I suspect as long as you make reservations the first week is open and your schedule is WIDE open I can't see how people can't get a spot somewhere. I mean if they let in 10-20 thousand in a day (when you factor in they will be able to squeeze in more since everyone is on a limited time period and the park will be open 16 hours) and 21 days, thats the potential for a lot of people. I don't see it filling up that quickly even after hotel guests reach their quota. Yes the first weekend will probably sell out opening day but I doubt its going to be a crazy rush that fills up in hours. Especially if you're not a local and have to plan these things out a bit if you're just too far away. My guess is its not going to be hard to get a reservation just as long as you can settle for any day and time and maybe limited on people who will go (that's going to be the REAL question, how many people can you reserve at once?).

All that said, I'm prepared to be totally wrong. ;D
 

Phroobar

Well-Known Member
I suspect as long as you make reservations the first week is open and your schedule is WIDE open I can't see how people can't get a spot somewhere. I mean if they let in 10-20 thousand in a day (when you factor in they will be able to squeeze in more since everyone is on a limited time period and the park will be open 16 hours) and 21 days, thats the potential for a lot of people. I don't see it filling up that quickly even after hotel guests reach their quota. Yes the first weekend will probably sell out opening day but I doubt its going to be a crazy rush that fills up in hours. Especially if you're not a local and have to plan these things out a bit if you're just too far away. My guess is its not going to be hard to get a reservation just as long as you can settle for any day and time and maybe limited on people who will go (that's going to be the REAL question, how many people can you reserve at once?).

All that said, I'm prepared to be totally wrong. ;D
I just hope they handle their servers correctly. I can see people attacking them or trying to reserve more than they should. For example, San Diego Comic Con had to build an elaborate ticket system with lottery that sells out within a couple of hours and they let in 20k per day. It could be a total disaster.
 

Disney Irish

Premium Member
Another unknown is if it will be tied to an admission ticket or annual pass, allowing Disney to limit repeat visits.

I’m not sure what you mean. Your reservation is just that a reservation to enter the land at a specific time, there is no standby, so no ability for repeat visits. Because valid admission is required to even get into the park, let alone the land, its obvious it’ll be tied to your ticket just like a FP.
 

fctiger

Well-Known Member
I just hope they handle their servers correctly. I can see people attacking them or trying to reserve more than they should. For example, San Diego Comic Con had to build an elaborate ticket system with lottery that sells out within a couple of hours and they let in 20k per day. It could be a total disaster.

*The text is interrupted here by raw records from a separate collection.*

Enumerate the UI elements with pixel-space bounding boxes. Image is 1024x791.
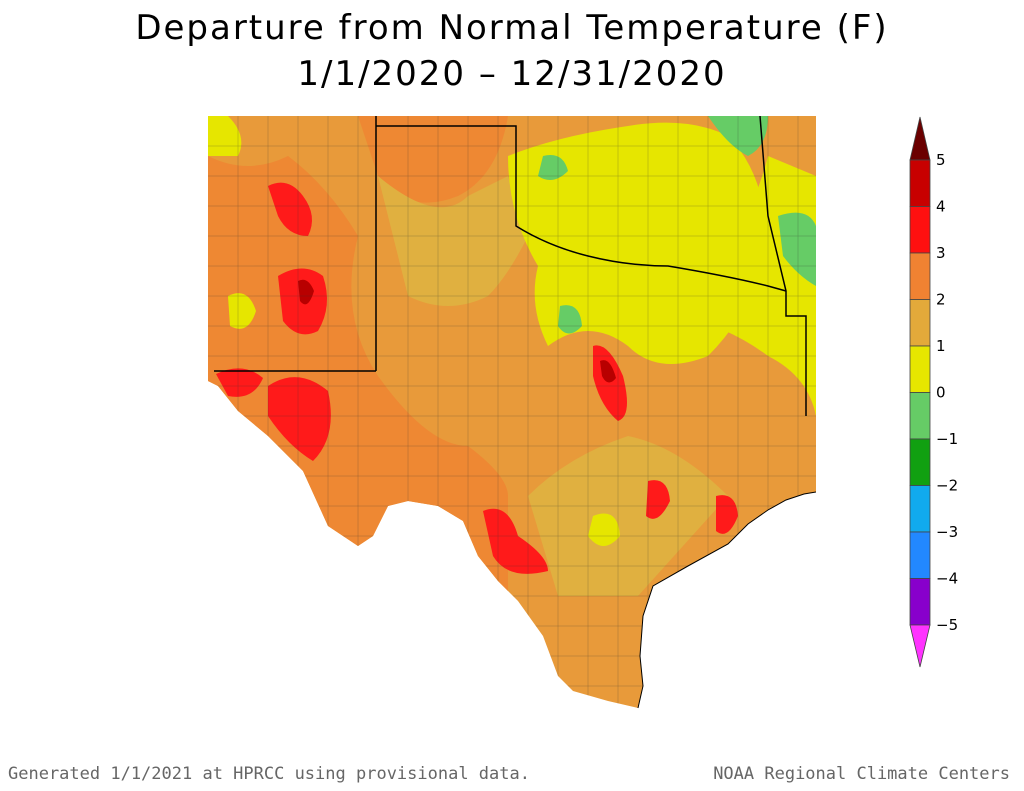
legend-swatch (909, 485, 931, 533)
well-above-normal-dark-red-patch-2 (600, 360, 616, 383)
county-grid (208, 116, 816, 708)
above-normal-red-region (268, 377, 331, 461)
legend-tick-label: 0 (936, 384, 946, 402)
legend-tick-label: −2 (936, 477, 958, 495)
legend-swatch (909, 252, 931, 300)
legend-tick-label: 3 (936, 244, 946, 262)
legend-top-arrow (909, 116, 931, 161)
state-borders (214, 116, 807, 416)
legend-swatch (909, 206, 931, 254)
above-normal-red-region-6 (646, 480, 670, 519)
near-normal-yellow-patch (228, 293, 256, 329)
legend-colorbar: 5 4 3 2 1 0 −1 −2 −3 −4 −5 (909, 116, 958, 668)
source-credit: NOAA Regional Climate Centers (713, 764, 1010, 784)
legend-tick-label: 4 (936, 198, 946, 216)
legend-tick-label: 5 (936, 151, 946, 169)
legend-tick-label: −5 (936, 616, 958, 634)
temperature-departure-map (208, 116, 816, 709)
legend-tick-label: 1 (936, 337, 946, 355)
above-normal-red-region-2 (268, 182, 312, 236)
legend-swatch (909, 299, 931, 347)
gold-departure-region (378, 176, 528, 306)
legend-tick-label: −3 (936, 523, 958, 541)
orange-departure-region-north (358, 116, 508, 203)
legend-bottom-arrow (909, 624, 931, 668)
legend-swatch (909, 531, 931, 579)
map-title: Departure from Normal Temperature (F) (135, 8, 889, 48)
legend-swatch (909, 392, 931, 440)
below-normal-green-region-east (778, 212, 816, 286)
below-normal-green-patch (538, 155, 568, 180)
legend-swatch (909, 345, 931, 393)
map-date-range: 1/1/2020 – 12/31/2020 (297, 54, 727, 94)
near-normal-yellow-patch-south (588, 513, 620, 546)
below-normal-green-patch-central (558, 305, 582, 334)
gulf-coastline (637, 491, 816, 709)
legend-tick-label: 2 (936, 291, 946, 309)
legend-tick-label: −1 (936, 430, 958, 448)
legend-swatch (909, 159, 931, 207)
legend-tick-label: −4 (936, 570, 958, 588)
legend-swatch (909, 578, 931, 626)
above-normal-red-region-7 (716, 495, 738, 534)
above-normal-red-region-5 (483, 508, 548, 574)
well-above-normal-dark-red-patch (298, 279, 314, 305)
generation-note: Generated 1/1/2021 at HPRCC using provis… (8, 764, 530, 784)
above-normal-red-region-8 (216, 368, 263, 397)
legend-swatch (909, 438, 931, 486)
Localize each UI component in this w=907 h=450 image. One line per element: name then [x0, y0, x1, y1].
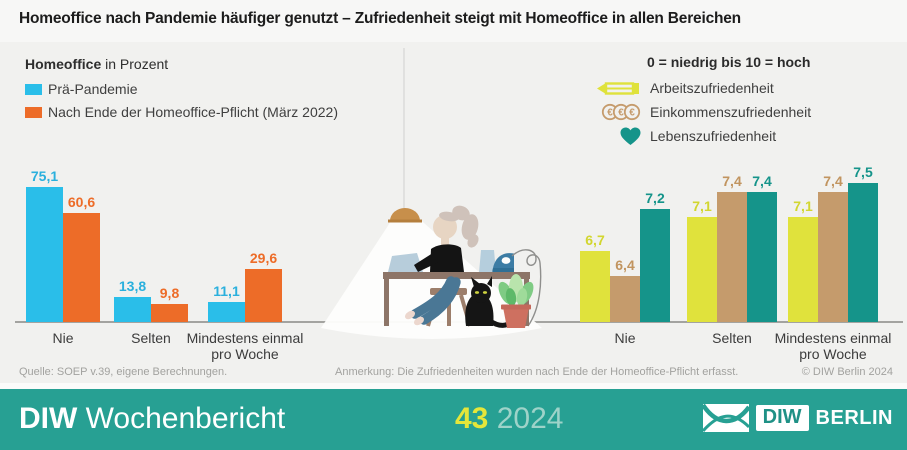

Sure I guess something could happen like that. But the difference is CC is a few days once a year deal and everyone is hip to how crazy it is just to get inside that thing now.

As far as SWL, it will be sitting there the next 50 years or so and getting to see it the first three weeks isn't going to be the be all and end all to everyone so my guess is sure people who HAS to see it when it opens will be trying to make a reservation for it like crazy but I think most will just be patient and wait for it to die down a little (or just go the day it opens for everyone). Or wait for ROTR to officially opens. If that ride opened the first month it would probably be a more do or die thing. Again I expect to be proven utterly wrong lol.

TBH we had already decided to wait out for the craziness to die down but now want to make a run for the reservation. But if I wrong and it does sell out in five hours or something, we'll stick to our original plan and just wait a few months or see line up is trending this summer.

Also I read on MiceChat Disney is now working on the idea of a queueless wait system (or basically a FP for everyone) for both the rides and to get into SWL itself. So they are really trying not to make it the chaos everyone is predicting. If that's true then thats a really great option to try early on too.